Ehliyetin el konulması ile iptal kararı farklı kararlardır. Geçici El Koyma, belirli bir süre (6 ay, 1 yıl, 5 yıl gibi) ehliyetin kullanımına ara verilir. Süre sonunda başvuruyla geri alınır. Örneğin, alkollü araç kullanmada ilk yakalanmada 6 ay el koyma uygulanır. İptal ise, ehliyet tamamen geçersiz olur ve sürücü, sıfırdan ehliyet alma sürecine dönmek zorundadır. İptal, genellikle daha ağır ve tekrarlanan ihlallerden kaynaklanır.
Ehliyetin geçici olarak el koyulması halinde geri alınabilmesi için el koyma süresi tamamlanmalıdır. İdari para cezaları ve harçlar ödenmelidir. Nüfus ve Vatandaşlık İşleri Genel Müdürlüğü’ne kimlik, ödeme dekontu ve el koyma tutanağı ile başvurulur. Bazı durumlarda da örneğin, alkollü sürüş gibi psikoteknik test ve trafik eğitimi gerekebilir. Süreç genellikle 1-2 hafta içinde tamamlanır ve ehliyet iade edilir.
İptal Edilen Ehliyetin Yeniden Alınması için ise, Kişi sürücü kursuna kayıt olur ve teorik (trafik kuralları, ilk yardım) ile pratik (direksiyon) eğitim alır.

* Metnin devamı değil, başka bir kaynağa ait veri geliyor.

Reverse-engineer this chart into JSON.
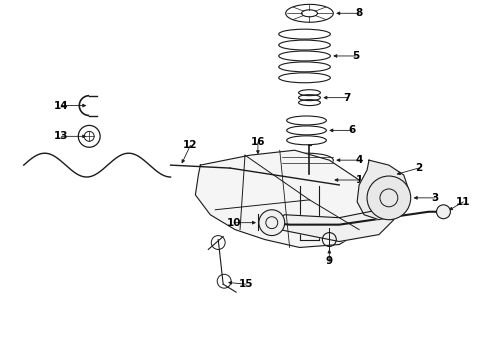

Milli Eğitim Bakanlığı’nca düzenlenen yazılı sınav ve direksiyon sınavı geçilmelidir. Yetkili sağlık kuruluşundan “sürücü olabilir” raporu alınır. Nüfus Müdürlüğü’ne yeni ehliyet için başvuru yapılır. Mahkeme kararıyla iptal edilmişse, adli cezanın infazı tamamlanmalı ve yasaklama kalkmalıdır. Bu süreç, iptalin sebebine bağlı olarak 3-6 ay sürebilir.